Tangan gadis itu dengan gesit menekan menu yang dimaksud. "Totalnya 25rb. Di makan sini atau take away?"

"Makan sini," jawab Candra sambil memberikan uang.

Ketika Cinta hendak mengambil uang, pergerakannya berhenti sesaat. Candra memandanginya tanpa ekspresi. Bibir pemuda itu datar, tetapi bola matanya sedikit merekah dan itu menimbulkan sebuah perasaan aneh bagi Cinta.

Ia segera menunduk setelah mengambil uang itu. Sementara Candra kembali mengeluarkan senyuman tipis melihat gadis itu ketika sedikit salah tingkah.

"Uangnya 50 ribu, kembalinya 25 ribu terus ini struknya. Silakan ditunggu," kata Cinta masih sopan, tanpa berani menatap mata Candra.

"Ok, thanks."

Candra duduk di meja yang tak jauh dari tempat Cinta. Ia memerhatikan gadis itu dari tempatnya. Hingga makanan datang diantar oleh seorang pemuda.

Gadis itu terlihat gesit merapikan meja ketika tidak ada yang mengantre untuk memesan. Dan Candra menikmati semua itu, entah mengapa tak ada tanda kelelahan dari wajah Cinta. Ajaib, atau mungkin karena sudah menjadi rutinitas sehingga gadis itu terbiasa.

Ketika Candra sedang sibuk dengan ponsel tiba-tiba suara Cinta memanggil namanya. Pemuda itu mendongak, menatap Cinta yang merapikan rambut agar masuk ke topi.

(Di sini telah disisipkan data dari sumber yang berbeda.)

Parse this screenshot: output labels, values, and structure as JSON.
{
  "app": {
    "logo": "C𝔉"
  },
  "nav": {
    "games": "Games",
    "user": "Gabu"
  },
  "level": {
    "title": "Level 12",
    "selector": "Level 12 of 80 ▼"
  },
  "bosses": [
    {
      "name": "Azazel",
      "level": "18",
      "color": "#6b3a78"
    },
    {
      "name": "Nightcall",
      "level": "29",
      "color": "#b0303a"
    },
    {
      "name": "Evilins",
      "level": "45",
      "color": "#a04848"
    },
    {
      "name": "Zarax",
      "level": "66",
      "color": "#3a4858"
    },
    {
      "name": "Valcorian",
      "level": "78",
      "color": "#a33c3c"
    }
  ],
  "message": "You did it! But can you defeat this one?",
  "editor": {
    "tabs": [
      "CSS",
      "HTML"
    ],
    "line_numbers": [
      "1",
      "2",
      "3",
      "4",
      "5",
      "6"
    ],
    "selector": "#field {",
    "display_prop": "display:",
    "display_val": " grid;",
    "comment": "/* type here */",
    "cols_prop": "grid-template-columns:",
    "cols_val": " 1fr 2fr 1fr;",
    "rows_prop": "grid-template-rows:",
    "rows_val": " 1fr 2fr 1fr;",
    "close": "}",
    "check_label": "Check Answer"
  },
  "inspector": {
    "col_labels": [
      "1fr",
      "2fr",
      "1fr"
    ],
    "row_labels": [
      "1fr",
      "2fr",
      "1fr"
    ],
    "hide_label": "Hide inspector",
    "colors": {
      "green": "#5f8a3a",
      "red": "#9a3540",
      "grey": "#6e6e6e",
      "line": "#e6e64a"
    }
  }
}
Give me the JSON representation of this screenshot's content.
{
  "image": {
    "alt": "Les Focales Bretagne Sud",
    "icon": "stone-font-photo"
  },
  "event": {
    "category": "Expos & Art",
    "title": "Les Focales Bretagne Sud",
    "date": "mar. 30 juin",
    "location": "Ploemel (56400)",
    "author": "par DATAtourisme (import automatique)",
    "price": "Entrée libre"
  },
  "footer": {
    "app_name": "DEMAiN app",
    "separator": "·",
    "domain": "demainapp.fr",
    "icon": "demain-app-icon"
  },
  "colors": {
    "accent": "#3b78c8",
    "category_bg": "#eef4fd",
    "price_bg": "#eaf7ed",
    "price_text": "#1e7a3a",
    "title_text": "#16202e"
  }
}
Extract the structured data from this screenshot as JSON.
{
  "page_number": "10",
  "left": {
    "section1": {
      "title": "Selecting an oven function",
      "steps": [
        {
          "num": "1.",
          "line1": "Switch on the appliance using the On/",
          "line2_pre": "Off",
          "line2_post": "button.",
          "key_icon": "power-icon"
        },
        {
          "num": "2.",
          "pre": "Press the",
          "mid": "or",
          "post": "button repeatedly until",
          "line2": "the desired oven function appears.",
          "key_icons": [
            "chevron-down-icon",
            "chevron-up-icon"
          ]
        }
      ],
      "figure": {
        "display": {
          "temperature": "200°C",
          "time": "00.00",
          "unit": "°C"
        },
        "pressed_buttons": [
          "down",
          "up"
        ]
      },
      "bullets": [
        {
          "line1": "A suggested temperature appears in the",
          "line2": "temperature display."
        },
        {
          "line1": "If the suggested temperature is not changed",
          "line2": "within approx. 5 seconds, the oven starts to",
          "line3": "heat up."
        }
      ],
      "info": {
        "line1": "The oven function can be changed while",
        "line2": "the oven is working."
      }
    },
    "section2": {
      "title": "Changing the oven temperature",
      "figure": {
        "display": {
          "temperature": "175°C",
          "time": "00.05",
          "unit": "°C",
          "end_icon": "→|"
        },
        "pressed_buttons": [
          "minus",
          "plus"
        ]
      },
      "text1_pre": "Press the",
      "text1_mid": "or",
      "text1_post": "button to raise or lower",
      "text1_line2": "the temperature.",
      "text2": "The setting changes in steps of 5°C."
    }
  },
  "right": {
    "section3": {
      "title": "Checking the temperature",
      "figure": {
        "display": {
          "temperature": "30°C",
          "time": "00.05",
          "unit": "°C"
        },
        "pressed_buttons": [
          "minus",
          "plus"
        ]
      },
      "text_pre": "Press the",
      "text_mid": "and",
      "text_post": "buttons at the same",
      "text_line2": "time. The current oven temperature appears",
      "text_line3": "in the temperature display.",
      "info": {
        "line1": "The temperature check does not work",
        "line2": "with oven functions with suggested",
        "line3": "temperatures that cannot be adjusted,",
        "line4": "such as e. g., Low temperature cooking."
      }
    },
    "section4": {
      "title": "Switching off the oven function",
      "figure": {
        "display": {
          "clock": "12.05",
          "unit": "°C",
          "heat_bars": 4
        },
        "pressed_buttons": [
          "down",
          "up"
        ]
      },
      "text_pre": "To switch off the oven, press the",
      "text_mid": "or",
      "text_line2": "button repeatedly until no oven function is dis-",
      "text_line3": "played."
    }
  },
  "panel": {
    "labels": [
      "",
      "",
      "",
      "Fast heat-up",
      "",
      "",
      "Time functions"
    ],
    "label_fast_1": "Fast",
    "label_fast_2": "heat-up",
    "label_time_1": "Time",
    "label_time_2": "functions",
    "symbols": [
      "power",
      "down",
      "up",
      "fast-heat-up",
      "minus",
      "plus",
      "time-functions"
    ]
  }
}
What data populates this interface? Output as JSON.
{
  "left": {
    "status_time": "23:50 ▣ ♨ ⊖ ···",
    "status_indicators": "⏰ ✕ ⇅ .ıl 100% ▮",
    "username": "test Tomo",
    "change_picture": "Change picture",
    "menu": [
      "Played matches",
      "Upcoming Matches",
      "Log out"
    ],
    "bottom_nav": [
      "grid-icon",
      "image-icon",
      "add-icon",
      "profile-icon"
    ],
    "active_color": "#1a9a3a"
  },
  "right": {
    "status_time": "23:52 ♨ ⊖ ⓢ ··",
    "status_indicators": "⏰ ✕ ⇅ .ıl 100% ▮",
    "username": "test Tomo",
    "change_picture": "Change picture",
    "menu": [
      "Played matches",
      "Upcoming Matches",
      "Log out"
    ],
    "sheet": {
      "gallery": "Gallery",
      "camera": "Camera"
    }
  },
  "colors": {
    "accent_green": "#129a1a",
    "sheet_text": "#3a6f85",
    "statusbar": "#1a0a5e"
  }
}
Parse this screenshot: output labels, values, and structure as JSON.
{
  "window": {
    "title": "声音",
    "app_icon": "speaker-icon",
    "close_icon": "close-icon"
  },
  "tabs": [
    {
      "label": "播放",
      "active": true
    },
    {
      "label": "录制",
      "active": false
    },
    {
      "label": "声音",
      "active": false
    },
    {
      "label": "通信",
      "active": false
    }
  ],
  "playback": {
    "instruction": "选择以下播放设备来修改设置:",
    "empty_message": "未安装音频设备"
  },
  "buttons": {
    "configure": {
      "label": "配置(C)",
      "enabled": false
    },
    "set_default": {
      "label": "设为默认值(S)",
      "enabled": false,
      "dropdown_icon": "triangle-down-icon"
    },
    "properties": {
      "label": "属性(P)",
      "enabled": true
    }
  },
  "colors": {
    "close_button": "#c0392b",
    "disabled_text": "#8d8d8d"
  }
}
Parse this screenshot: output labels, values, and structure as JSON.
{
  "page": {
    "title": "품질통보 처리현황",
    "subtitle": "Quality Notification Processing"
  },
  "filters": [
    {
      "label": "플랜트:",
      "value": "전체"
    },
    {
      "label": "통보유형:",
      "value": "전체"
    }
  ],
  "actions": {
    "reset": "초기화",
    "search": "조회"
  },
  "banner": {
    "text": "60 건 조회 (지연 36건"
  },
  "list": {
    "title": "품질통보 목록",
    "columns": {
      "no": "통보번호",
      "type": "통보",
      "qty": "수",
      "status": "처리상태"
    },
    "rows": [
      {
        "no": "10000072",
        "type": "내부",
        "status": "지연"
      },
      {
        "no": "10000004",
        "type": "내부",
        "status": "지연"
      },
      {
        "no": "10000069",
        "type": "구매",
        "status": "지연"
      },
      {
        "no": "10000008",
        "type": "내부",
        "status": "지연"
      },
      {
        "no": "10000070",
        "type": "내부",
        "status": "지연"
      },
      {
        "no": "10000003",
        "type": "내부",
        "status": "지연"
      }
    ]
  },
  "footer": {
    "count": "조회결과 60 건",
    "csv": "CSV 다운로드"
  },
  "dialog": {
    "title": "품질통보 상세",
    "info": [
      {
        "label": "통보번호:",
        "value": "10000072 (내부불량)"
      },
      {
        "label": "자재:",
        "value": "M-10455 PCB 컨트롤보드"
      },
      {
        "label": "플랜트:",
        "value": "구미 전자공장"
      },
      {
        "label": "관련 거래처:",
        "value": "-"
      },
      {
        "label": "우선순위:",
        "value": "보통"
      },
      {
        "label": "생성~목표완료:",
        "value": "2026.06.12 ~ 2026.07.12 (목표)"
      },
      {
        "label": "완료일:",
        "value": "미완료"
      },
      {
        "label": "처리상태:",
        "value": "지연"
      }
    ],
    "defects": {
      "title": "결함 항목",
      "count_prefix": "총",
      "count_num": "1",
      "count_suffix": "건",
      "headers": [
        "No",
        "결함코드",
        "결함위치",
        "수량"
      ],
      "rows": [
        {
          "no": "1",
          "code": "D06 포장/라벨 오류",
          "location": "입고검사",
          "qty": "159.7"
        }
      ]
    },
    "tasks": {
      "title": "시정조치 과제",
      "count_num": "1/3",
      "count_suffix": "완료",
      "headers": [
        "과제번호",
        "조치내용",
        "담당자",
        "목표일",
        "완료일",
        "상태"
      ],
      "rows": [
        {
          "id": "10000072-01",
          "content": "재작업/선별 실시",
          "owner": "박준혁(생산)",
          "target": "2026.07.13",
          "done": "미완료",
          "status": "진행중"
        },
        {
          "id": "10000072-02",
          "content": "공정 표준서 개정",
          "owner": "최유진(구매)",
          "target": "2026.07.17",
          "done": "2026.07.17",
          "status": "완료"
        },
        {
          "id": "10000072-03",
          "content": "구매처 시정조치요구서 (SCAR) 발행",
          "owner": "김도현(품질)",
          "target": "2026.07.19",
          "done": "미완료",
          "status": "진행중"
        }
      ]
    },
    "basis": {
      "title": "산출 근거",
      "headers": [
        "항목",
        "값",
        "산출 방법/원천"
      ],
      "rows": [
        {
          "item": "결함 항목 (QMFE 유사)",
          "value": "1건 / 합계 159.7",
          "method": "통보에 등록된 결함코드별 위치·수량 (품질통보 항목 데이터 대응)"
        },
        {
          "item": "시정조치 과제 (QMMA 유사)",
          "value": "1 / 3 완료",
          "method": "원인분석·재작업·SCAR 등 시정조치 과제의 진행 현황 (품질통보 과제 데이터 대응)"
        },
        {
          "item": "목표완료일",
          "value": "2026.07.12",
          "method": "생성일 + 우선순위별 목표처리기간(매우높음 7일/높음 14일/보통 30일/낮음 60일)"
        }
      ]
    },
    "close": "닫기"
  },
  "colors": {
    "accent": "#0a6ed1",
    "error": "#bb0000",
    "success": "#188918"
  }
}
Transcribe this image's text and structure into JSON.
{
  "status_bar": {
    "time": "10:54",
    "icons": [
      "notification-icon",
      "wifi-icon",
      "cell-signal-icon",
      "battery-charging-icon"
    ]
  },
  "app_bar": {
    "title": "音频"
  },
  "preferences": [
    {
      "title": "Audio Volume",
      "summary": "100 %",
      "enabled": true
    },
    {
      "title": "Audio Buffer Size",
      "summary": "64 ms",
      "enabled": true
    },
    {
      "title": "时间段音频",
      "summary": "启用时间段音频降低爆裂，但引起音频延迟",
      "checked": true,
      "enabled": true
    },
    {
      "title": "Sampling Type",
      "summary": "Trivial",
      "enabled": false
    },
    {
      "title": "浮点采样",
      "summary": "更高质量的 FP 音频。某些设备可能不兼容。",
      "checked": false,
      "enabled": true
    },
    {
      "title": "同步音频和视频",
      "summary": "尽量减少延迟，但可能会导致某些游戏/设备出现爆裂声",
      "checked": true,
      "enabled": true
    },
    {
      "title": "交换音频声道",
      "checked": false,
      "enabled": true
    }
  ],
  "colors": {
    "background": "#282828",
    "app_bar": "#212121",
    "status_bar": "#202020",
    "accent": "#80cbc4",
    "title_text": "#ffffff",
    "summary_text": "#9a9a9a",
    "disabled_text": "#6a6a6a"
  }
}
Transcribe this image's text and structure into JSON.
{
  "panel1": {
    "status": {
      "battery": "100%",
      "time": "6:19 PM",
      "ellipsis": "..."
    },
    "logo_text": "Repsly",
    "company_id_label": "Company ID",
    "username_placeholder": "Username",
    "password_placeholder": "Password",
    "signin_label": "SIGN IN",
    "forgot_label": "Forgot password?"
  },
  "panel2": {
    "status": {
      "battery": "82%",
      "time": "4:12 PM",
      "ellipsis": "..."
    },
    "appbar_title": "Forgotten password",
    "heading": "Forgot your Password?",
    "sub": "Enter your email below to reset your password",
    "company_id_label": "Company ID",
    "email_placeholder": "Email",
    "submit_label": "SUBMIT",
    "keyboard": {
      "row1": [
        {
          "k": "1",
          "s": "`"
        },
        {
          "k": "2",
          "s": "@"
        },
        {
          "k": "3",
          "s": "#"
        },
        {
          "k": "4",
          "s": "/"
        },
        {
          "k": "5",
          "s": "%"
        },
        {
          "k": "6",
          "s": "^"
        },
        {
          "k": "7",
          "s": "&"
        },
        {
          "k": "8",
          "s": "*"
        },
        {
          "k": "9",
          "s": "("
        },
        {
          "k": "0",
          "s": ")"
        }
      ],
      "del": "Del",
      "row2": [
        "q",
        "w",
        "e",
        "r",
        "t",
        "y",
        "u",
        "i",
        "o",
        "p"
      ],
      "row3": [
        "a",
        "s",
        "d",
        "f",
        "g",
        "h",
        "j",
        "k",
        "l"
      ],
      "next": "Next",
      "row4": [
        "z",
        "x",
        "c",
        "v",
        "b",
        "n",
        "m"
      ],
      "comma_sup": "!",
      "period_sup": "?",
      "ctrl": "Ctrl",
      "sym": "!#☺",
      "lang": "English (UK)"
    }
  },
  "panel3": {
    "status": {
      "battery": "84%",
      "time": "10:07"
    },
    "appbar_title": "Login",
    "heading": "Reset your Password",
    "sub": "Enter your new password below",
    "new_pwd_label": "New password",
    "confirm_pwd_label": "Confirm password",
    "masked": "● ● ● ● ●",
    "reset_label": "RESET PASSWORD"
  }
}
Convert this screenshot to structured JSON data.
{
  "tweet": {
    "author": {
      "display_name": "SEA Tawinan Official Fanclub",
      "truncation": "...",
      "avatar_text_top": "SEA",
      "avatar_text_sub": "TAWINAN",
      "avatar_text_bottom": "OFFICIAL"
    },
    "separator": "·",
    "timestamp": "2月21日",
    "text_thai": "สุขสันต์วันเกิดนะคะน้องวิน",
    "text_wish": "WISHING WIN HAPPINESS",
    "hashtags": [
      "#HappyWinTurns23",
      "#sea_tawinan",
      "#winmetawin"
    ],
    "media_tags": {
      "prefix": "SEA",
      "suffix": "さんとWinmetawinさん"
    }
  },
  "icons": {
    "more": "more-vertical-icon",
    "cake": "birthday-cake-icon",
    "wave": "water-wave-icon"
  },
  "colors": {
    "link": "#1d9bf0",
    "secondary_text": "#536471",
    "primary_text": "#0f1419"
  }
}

"Can, kamu di sini udah dari tadi. Kamu gak mau pulang? Kafe sebentar lagi tutup."

Sontak matanya memindai sekitar. Tempat itu sudah sepi, bahkan beberapa bagian kafe lampunya sudah mati. Ia buru-buru mengecek jam di tangannya, pukul sebelas malam. Ia tak sadar jika sudah di sana selama itu.

"Lo pulang jam berapa?"

"Kenapa?"

"Gue nungguin elo," jawab Candra yang membuat mata Cinta sedikit melebar.

"Gak perlu nungguin aku, kamu pulang sekarang." Ada kegugupan dari suara Cinta.

"Lo tadi mimisan. Gue sedikit khawatir, gue mau anterin lo pulang."

Cinta segera berpaling, menatap samping ketika merasakan pipinya menghangat. "Aku gak mau merepotkan orang lain. Mending kamu pulang," balasnya kini benar-benar tak memandang Candra.

Hal itu mengundang Candra kembali tersenyum, senyuman kali ini merekah dua kali lipat dari sebelumnya. Ada ekspresi jahil yang menambahi di sana.

"Kalau gitu gue gak mau pulang."

Cinta menggembungkan pipi, lalu membuang seluruh udara di dalamnya. Ia mencoba menguatkan diri sebelum akhirnya kembali menatap Candra. "Oke, tapi kamu tunggu di luar ya. Tempatnya mau dibersihkan dulu."

Candra mengangguk, lalu berdiri dan  keluar.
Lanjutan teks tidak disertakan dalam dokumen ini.